This Is Not the Time to Despair or Rage
From All-Creatures.org Animal Rights/Vegan Activist Strategies Articles Archive

FROM Zoe Weil, Psychology Today/Animal Emotions
February 2020


We must learn to face the present and future as solutionaries.

[Zoe Weil, M.A., M.T.S., is the co-founder and president of the Institute for Human Education]

This morning on Facebook, many friends were sharing their despair and outrage over what had transpired during the previous 48 hours in the U.S. government.

I could relate.

I’d been up much of the night and had spent the previous day in a mopey, largely unproductive funk. I’d felt stunned by what had just transpired in American politics (even as I knew that it was time to stop feeling stunned each time politicians did and said things I found incomprehensible and infuriating). My despair and outrage threatened to eclipse all else.

This is not a political post, though. It is a post about how to think and feel differently, and what to do to resist despair, rage, and feelings of powerlessness.

You must become a solutionary.

Solutionary: a person who is able to identify inhumane and unsustainable systems and then develop solutions that are healthy and just, for people, animals and the environment. [Source: Institute for Human Education]

What if, in the face of your despair and outrage, you consciously and deliberately chose to bring a solutionary lens to what terrified and enraged you, whether in politics or any other sphere?

What if, when you felt most helpless, you mapped out the systems that cause so much dysfunction and suffering, identified real leverage points for change, and actively pursued a viable solution to a problem?

What if you reached out to those people whom you perceive to be ideological “enemies” and asked them, in good faith, to work together to devise a solution to a problem that concerned you both?

What if you succeeded in solving that problem?

Imagine how your thoughts about your perceived “enemy” might shift. Imagine how empowered you would feel to take on the next problem and the one after that.

What if bringing a solutionary lens to every issue and problem became your norm?

It’s hard to overstate how powerful a solutionary mindset can be for creating actual change, solving persistent problems, and restoring and maintaining psychological well-being.
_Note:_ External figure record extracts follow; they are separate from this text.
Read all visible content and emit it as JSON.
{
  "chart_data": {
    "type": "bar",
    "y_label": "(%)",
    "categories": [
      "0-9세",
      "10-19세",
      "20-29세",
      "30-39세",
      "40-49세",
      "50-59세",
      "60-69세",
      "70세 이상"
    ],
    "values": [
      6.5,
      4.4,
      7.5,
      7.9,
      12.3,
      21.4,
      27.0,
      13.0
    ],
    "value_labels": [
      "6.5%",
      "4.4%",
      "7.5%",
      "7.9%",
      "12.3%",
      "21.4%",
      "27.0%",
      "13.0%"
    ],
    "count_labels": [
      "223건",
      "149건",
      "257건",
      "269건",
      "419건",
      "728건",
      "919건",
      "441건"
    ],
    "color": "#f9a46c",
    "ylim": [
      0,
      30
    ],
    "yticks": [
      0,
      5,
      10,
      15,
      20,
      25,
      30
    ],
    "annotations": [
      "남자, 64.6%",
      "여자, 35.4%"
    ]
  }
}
Like any new activity, cultivating a solutionary mindset takes practice. If you want to build your muscles, you work out. If you want to learn a new subject, you study. And if you want to be a solutionary, you diligently follow a solutionary process until thinking and acting like a solutionary become second nature.

I’m not going to pretend that this is easy. It’s not. I’ve articulated and written about this solutionary process; given TEDx talks about it; taught others how to be solutionaries; and incorporated solutionary courses into the graduate programs offered by the organization I work for.

If anyone should have a solutionary mindset, it should be me. And yet, I started this post by describing just how awful I felt yesterday, and how unproductive I was as a result. Solutionaries are not immune to despair and outrage, but as we get better at thinking and acting like solutionaries, these feelings diminish both in their duration and frequency.

By mid-morning, I was hard at work connecting with educators teaching their students to be solutionaries. I was deeply enlivened by their enthusiasm and effort. It turned out to be a very energizing and productive day.

Joan Baez once said, “Action is the antidote to despair.”

This quote has come to my rescue many times. But these days, I would offer a less poetic but perhaps even more hopeful quote: Solutionary action is the antidote to just about everything.